The pandemic has created new model conditions that were previously non- existent, and the changes in human behavior, as a result, will cause model drift for quite some time.
AI is still an incredibly long way from delivering what many people dream it will do for humanity. And at this moment, it is becoming clearer what it can and cannot achieve.
A lot of what companies promising as artificial intelligence is really nothing more than programming. The ability to automate repetitive tasks and skills testing and analysis software has been around for a while now. Chatbots are cumbersome and time consuming for healthcare candidates in either trying to find a job or information regarding employment. They simply scan your available website data and provide answers. In a recent trial we performed using several job chatbots, it took, on average, 15 questions and 7 minutes to complete the process before we were presented with a requisition.

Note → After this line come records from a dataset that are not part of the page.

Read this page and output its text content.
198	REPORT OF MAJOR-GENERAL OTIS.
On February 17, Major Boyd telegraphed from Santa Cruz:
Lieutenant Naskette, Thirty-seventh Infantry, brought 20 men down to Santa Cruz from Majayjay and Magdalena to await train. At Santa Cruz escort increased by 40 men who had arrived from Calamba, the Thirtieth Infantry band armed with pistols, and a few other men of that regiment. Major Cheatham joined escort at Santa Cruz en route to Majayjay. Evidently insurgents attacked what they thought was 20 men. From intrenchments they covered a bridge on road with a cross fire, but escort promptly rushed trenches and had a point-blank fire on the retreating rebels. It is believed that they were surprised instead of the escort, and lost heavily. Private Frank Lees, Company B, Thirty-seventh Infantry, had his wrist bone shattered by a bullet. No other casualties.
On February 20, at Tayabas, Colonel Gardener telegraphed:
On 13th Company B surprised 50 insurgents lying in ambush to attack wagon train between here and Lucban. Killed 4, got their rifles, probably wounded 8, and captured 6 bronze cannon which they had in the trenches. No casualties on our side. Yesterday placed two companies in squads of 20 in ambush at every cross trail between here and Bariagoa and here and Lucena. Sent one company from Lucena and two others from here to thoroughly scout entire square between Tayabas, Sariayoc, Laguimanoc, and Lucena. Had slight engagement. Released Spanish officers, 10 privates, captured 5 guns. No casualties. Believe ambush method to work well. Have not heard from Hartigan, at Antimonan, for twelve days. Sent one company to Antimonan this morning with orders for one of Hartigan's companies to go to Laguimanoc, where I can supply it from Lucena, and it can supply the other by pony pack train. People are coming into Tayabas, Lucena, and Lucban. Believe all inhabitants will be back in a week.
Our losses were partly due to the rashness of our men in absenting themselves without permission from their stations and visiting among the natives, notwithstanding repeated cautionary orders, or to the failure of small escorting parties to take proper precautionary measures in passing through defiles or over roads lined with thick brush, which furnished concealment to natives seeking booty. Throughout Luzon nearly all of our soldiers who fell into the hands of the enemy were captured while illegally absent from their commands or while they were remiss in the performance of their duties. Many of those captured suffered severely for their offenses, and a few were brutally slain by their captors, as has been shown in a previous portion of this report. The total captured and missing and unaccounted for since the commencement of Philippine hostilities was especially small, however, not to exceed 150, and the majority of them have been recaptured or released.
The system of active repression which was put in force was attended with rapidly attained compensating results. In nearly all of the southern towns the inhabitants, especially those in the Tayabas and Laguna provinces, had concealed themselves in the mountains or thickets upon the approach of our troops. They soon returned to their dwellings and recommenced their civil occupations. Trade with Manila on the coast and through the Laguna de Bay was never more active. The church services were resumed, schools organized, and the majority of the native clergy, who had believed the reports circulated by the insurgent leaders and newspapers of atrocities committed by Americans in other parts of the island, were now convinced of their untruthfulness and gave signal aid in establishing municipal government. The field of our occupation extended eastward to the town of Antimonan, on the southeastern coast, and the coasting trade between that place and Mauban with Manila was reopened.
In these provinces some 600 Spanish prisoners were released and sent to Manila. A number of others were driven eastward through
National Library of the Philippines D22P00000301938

A healthcare professional, either nurse or allied health, knows precisely what job to apply for. They don’t need to answer a series of profile questions. They just want to see the requisitions you have available. Quickly.
A highly detailed search overlay application and well-developed content on a branded career site can deliver faster and more informative results. Communicating with candidates during and after the application process can easily be managed without AI systems.
There are some significant challenges for AI technology in recruiting. For one, as we discussed above, AI requires an extraordinary amount of reliable data. Candidates’ resumes and profiles change from one social media platform to another. Today’s candidates often tweak their resumes to match keywords from your requisitions to increase the likelihood that their resume will be plucked out of the ether by your system. As we said earlier, people’s unpredictable nature makes a significant impact on the reliability of data collected. And marketed AI systems that work to retrieve data from social media platforms can end up with a plethora of different candidate profiles for the same candidate.
Then there’s the issue of bias in programming. Merely removing a candidate’s age, gender, and race will not remove the potential for bias in other data present in the application and resume.
We’re a long way off from a perfect system. For the moment, it’s another of those bright shiny objects, that silver bullet of a promise to solve all your recruitment needs.